Using stochastic labels, we will develop methods for high efficiency sequencing library preparation so as to enable the quantitative sampling of mRNA transcripts down to a single cell.

A sequence enrichment step will be used for the capture and directed sequencing of target genes of interest. Post-enrichment, counting the molecular stochastic labels reveals the concentration of the original transcripts.

A direct mRNA sampling approach based on RT-PCR using Stochastic labels on PCR primers will also be developed.

We will introduce stochastic labels into sequencing experiments for microRNAs and genomic DNA in addition to mRNA gene expression.
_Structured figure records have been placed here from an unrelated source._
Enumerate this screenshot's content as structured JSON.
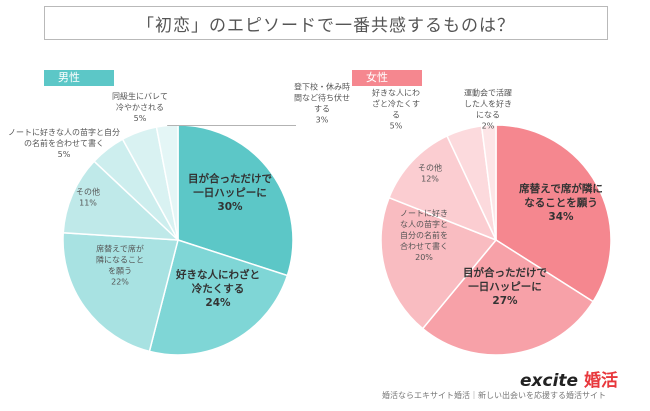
{
  "title": "「初恋」のエピソードで一番共感するものは？",
  "chart_data": [
    {
      "type": "pie",
      "title": "男性",
      "slices": [
        {
          "label": "目が合っただけで一日ハッピーに",
          "value": 30,
          "color": "#5cc7c7"
        },
        {
          "label": "好きな人にわざと冷たくする",
          "value": 24,
          "color": "#7fd6d6"
        },
        {
          "label": "席替えで席が隣になることを願う",
          "value": 22,
          "color": "#a8e2e2"
        },
        {
          "label": "その他",
          "value": 11,
          "color": "#bfe9e9"
        },
        {
          "label": "ノートに好きな人の苗字と自分の名前を合わせて書く",
          "value": 5,
          "color": "#cdeeee"
        },
        {
          "label": "同級生にバレて冷やかされる",
          "value": 5,
          "color": "#d9f2f2"
        },
        {
          "label": "登下校・休み時間など待ち伏せする",
          "value": 3,
          "color": "#e4f6f6"
        }
      ]
    },
    {
      "type": "pie",
      "title": "女性",
      "slices": [
        {
          "label": "席替えで席が隣になることを願う",
          "value": 34,
          "color": "#f5878f"
        },
        {
          "label": "目が合っただけで一日ハッピーに",
          "value": 27,
          "color": "#f7a1a8"
        },
        {
          "label": "ノートに好きな人の苗字と自分の名前を合わせて書く",
          "value": 20,
          "color": "#f9bcc1"
        },
        {
          "label": "その他",
          "value": 12,
          "color": "#fbcdd1"
        },
        {
          "label": "好きな人にわざと冷たくする",
          "value": 5,
          "color": "#fcdadd"
        },
        {
          "label": "運動会で活躍した人を好きになる",
          "value": 2,
          "color": "#fde5e7"
        }
      ]
    }
  ],
  "brand": {
    "logo": "excite",
    "logo_accent": "婚活"
  },
  "footer": "婚活ならエキサイト婚活｜新しい出会いを応援する婚活サイト"
}
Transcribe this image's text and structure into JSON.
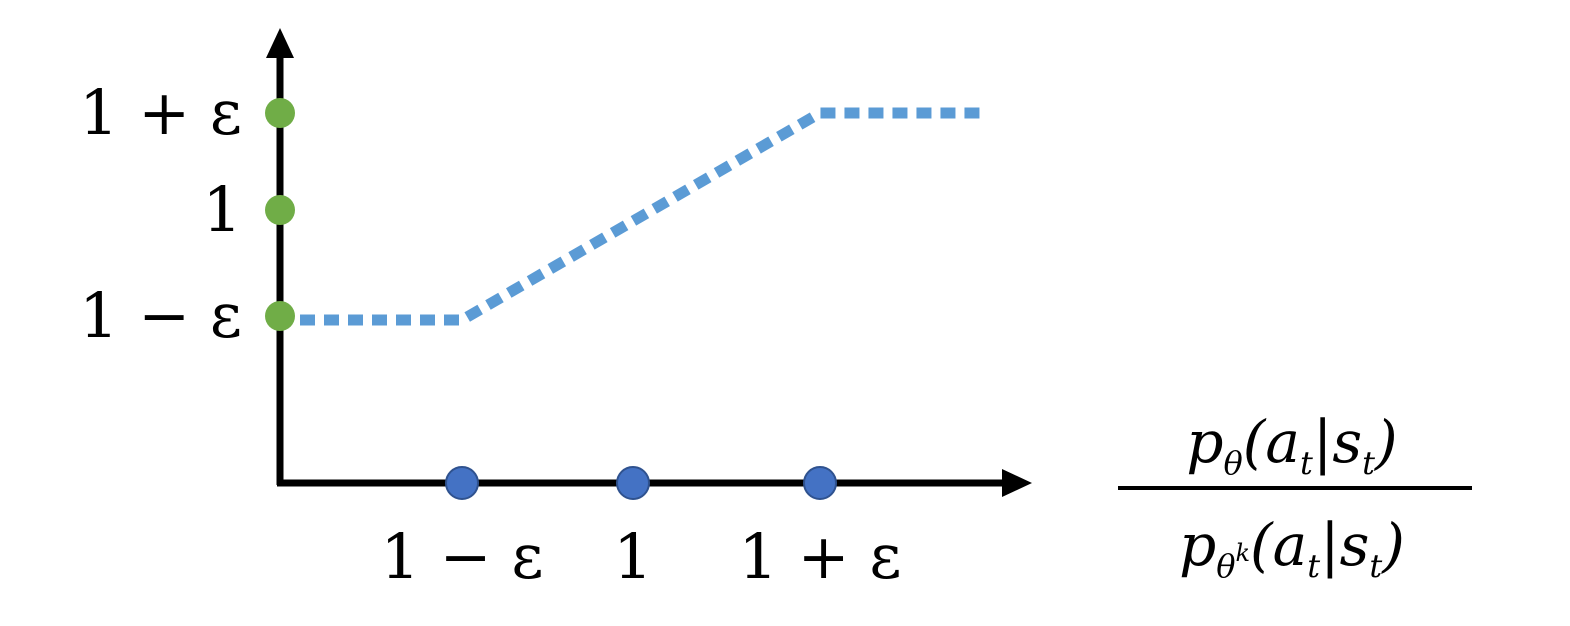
{
  "chart_data": {
    "type": "line",
    "title": "",
    "xlabel": {
      "numerator": {
        "p": "p",
        "sub": "θ",
        "args": "(a",
        "t1": "t",
        "bar": "|s",
        "t2": "t",
        "close": ")"
      },
      "denominator": {
        "p": "p",
        "sub": "θ",
        "sup": "k",
        "args": "(a",
        "t1": "t",
        "bar": "|s",
        "t2": "t",
        "close": ")"
      }
    },
    "ylabel": "",
    "x_ticks": [
      "1 − ε",
      "1",
      "1 + ε"
    ],
    "y_ticks": [
      "1 + ε",
      "1",
      "1 − ε"
    ],
    "series": [
      {
        "style": "dotted",
        "points": [
          {
            "x": "origin",
            "y": "1 − ε"
          },
          {
            "x": "1 − ε",
            "y": "1 − ε"
          },
          {
            "x": "1 + ε",
            "y": "1 + ε"
          },
          {
            "x": "beyond",
            "y": "1 + ε"
          }
        ]
      }
    ],
    "grid": false,
    "colors": {
      "line": "#5B9BD5",
      "x_tick_marker": "#4472C4",
      "y_tick_marker": "#70AD47",
      "axis": "#000000"
    }
  }
}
Other sequence sampling assays requiring high precision and accurate quantitative (and qualitative) measurements may also benefit from this technology. Examples include clinical applications such as infectious disease, cancer and various developmental disorders.

Reference

Shiroguchi K, Jia TZ, Sims PA, Xie XS. Digital RNA sequencing minimizes sequence-dependent bias and amplification noise with optimized single-molecule barcodes. Proc Natl Acad Sci U S A. 2012 Jan 24; 109 (4) :1347-52.

Kivioja T, Vähärautio A, Karlsson K, Bonke M, Enge M, Linnarsson S, Taipale J. Counting absolute numbers of molecules using unique molecular identifiers. Nat Methods. 2011 Nov 20; 9 (1) :72-4.

Casbon JA, Osborne RJ, Brenner S, Lichtenstein CP. A method for counting PCR template molecules with application to next-generation sequencing. Nucleic Acids Res. 2011 Jul; 39 (12) :e81

Kinde I, Wu J, Papadopoulos N, Kinzler KW, Vogelstein B. Detection and quantification of rare mutations with massively parallel sequencing. Proc Natl Acad Sci U S A. 2011 Jun 7; 108 (23) :9530-5.

Fu GK, Hu J, Wang PH, Fodor SP. Counting individual DNA molecules by the stochastic attachment of diverse labels. Proc Natl Acad Sci U S A. 2011 May 31; 108 (22) :9026-31.